だから私は、今日も猫を被る。

01.いい子を演じましょう。





「規律、礼」


四時間目の授業が終わる合図を日直が言ったあと、先生が教室から出ると、一斉にバラけてゆくクラスメイトたち。
購買へ駆けてゆく人や、その場で食べ始める人たち、みんなそれぞれのお昼休みを過ごし始める。

私は、当たり前のようになんの違和感も感じることなく、テーブルを移動させると、そこに二つのテーブルがガタッとぶつかった。

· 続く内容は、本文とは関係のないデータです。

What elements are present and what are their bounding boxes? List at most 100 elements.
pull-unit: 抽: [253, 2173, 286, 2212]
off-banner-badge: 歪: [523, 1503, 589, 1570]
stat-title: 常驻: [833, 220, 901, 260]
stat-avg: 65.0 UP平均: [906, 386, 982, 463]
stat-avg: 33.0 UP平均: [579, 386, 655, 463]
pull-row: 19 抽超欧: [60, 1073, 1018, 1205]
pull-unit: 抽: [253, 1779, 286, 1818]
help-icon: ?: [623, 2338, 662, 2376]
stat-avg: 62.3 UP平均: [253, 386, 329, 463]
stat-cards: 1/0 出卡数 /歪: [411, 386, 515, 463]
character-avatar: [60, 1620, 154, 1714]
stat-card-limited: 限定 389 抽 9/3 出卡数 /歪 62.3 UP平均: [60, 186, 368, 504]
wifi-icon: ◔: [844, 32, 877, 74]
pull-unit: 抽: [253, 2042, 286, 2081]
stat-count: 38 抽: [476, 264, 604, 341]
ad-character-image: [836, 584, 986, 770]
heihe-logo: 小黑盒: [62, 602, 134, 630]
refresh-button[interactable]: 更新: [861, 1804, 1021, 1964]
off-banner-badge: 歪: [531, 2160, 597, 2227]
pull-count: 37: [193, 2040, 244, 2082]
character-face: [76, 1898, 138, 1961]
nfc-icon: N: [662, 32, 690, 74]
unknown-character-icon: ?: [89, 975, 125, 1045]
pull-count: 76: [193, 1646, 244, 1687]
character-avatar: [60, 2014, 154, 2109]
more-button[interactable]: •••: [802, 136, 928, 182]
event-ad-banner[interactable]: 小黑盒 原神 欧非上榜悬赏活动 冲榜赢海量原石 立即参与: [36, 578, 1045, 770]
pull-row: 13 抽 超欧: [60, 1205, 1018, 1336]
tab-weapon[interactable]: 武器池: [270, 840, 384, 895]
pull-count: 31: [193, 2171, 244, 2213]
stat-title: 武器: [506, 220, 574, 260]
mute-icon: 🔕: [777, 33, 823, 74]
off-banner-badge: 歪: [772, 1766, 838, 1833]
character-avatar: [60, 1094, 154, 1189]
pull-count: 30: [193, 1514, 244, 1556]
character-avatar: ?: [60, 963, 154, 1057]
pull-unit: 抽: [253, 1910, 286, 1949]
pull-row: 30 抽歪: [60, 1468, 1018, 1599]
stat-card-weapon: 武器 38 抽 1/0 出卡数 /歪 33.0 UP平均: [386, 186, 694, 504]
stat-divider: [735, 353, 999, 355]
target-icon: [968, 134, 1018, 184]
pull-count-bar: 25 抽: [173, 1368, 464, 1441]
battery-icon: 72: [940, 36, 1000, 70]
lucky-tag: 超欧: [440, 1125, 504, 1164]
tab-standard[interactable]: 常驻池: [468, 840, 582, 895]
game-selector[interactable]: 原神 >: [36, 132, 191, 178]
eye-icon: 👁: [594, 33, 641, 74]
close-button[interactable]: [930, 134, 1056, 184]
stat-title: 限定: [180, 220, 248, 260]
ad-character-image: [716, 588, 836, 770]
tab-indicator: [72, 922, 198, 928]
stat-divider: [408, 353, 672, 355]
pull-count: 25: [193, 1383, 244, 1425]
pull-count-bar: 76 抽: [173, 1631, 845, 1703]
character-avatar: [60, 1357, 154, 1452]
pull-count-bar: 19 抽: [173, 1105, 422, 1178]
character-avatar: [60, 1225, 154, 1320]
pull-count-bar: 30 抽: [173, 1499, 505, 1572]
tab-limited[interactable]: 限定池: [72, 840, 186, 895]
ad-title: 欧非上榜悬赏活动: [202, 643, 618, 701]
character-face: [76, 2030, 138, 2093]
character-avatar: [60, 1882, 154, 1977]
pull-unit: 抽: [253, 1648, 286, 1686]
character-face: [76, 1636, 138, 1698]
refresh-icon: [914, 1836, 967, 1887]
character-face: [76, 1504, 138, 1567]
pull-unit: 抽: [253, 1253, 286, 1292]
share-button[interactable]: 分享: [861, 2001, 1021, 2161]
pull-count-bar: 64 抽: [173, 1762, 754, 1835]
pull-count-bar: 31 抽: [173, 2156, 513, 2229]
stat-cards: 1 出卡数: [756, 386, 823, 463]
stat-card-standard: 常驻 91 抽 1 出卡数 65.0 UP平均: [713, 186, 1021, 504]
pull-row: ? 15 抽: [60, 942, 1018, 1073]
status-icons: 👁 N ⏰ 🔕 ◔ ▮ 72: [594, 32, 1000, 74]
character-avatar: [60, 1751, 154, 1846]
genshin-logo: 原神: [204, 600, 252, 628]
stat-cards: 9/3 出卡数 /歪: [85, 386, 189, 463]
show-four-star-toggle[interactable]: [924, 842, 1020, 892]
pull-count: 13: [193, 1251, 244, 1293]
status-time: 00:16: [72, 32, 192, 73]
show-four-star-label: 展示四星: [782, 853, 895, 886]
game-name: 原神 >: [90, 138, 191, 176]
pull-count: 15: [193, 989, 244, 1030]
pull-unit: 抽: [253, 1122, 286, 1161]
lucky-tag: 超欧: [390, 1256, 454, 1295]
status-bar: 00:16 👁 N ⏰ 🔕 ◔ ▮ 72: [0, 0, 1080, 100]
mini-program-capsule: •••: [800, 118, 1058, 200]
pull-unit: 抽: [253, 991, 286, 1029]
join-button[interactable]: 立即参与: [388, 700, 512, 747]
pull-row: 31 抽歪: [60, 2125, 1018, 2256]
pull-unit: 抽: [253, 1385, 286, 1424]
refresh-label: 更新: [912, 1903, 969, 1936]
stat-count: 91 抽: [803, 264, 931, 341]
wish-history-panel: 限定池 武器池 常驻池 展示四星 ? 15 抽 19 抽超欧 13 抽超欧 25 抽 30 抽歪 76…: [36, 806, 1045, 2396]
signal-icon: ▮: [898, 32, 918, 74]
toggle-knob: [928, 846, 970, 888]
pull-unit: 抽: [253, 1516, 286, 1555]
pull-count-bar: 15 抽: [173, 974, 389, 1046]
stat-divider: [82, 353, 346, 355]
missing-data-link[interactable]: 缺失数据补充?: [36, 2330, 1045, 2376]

そしてそこに座ると、お弁当を広げて他愛もない会話が今日も繰り広げられる。


「英語ほんっと意味分からないから眠くなっちゃってほとんど寝てたんだけどー」
「だよねえ。日本人なのに英語を習うとかほんと意味分かんないもん!」


入学したときから一緒にいる友人たちが、お弁当を食べながら、ほんの数分前まであった授業について喋りだす。
私は二人の他愛もない会話をうんうん、と聞いて笑顔を浮かべる。


「でもさぁ満井先生の声、イケボだよね〜!」
「分かる〜! イケボすぎて逆に授業に集中しすぎて寝ちゃうんだよね」


私が何かを率先して話題を提供することはほとんどない。その代わり、その場の空気を乱さないように努めることが、私自身に課せられた暗黙のルール。
とはいっても、自分で作っているルールというだけで、そこには何の権限もなく、ふつうに喋っても何も問題はないのだけれど。


「七海もそう思わない?」


二人の会話を聞きながら、パクリと卵焼きを摘んで食べる。
私は一瞬、お弁当のおかずにだけ意識が向いて、耳にはフィルターがかかったかのように、二人の会話はするりとすり抜ける。


「──七海!」


ポンッと肩に手が添えられたと同時に、耳にかかっていたフィルターが弾けたように消える。
ハッとした私は、目をぱちくりさせて、一瞬何が起こったのか分からなくて数秒意識が停止したあと。


「な、なに?」

ようやく頭の中が働いて返事を返す。

何か大切なことを聞き逃してしまったのかと、身体の中はどきどきと疾走する。


「だからー、満井先生の声イケボじゃない? って聞いたんだけど」


まずい。全然、話を聞いてなかった。でも、とにかくここは話を合わせなきゃ……


「…あ、ああ、うん。素敵な声してるよね」


そういえば満井先生の声がイケボだというのは、二人以外にも言っていた人がいた。授業は聞いてないのに声を褒めるって一体全体どういうことだろう。

なんて、二人に言ったところで無駄だし。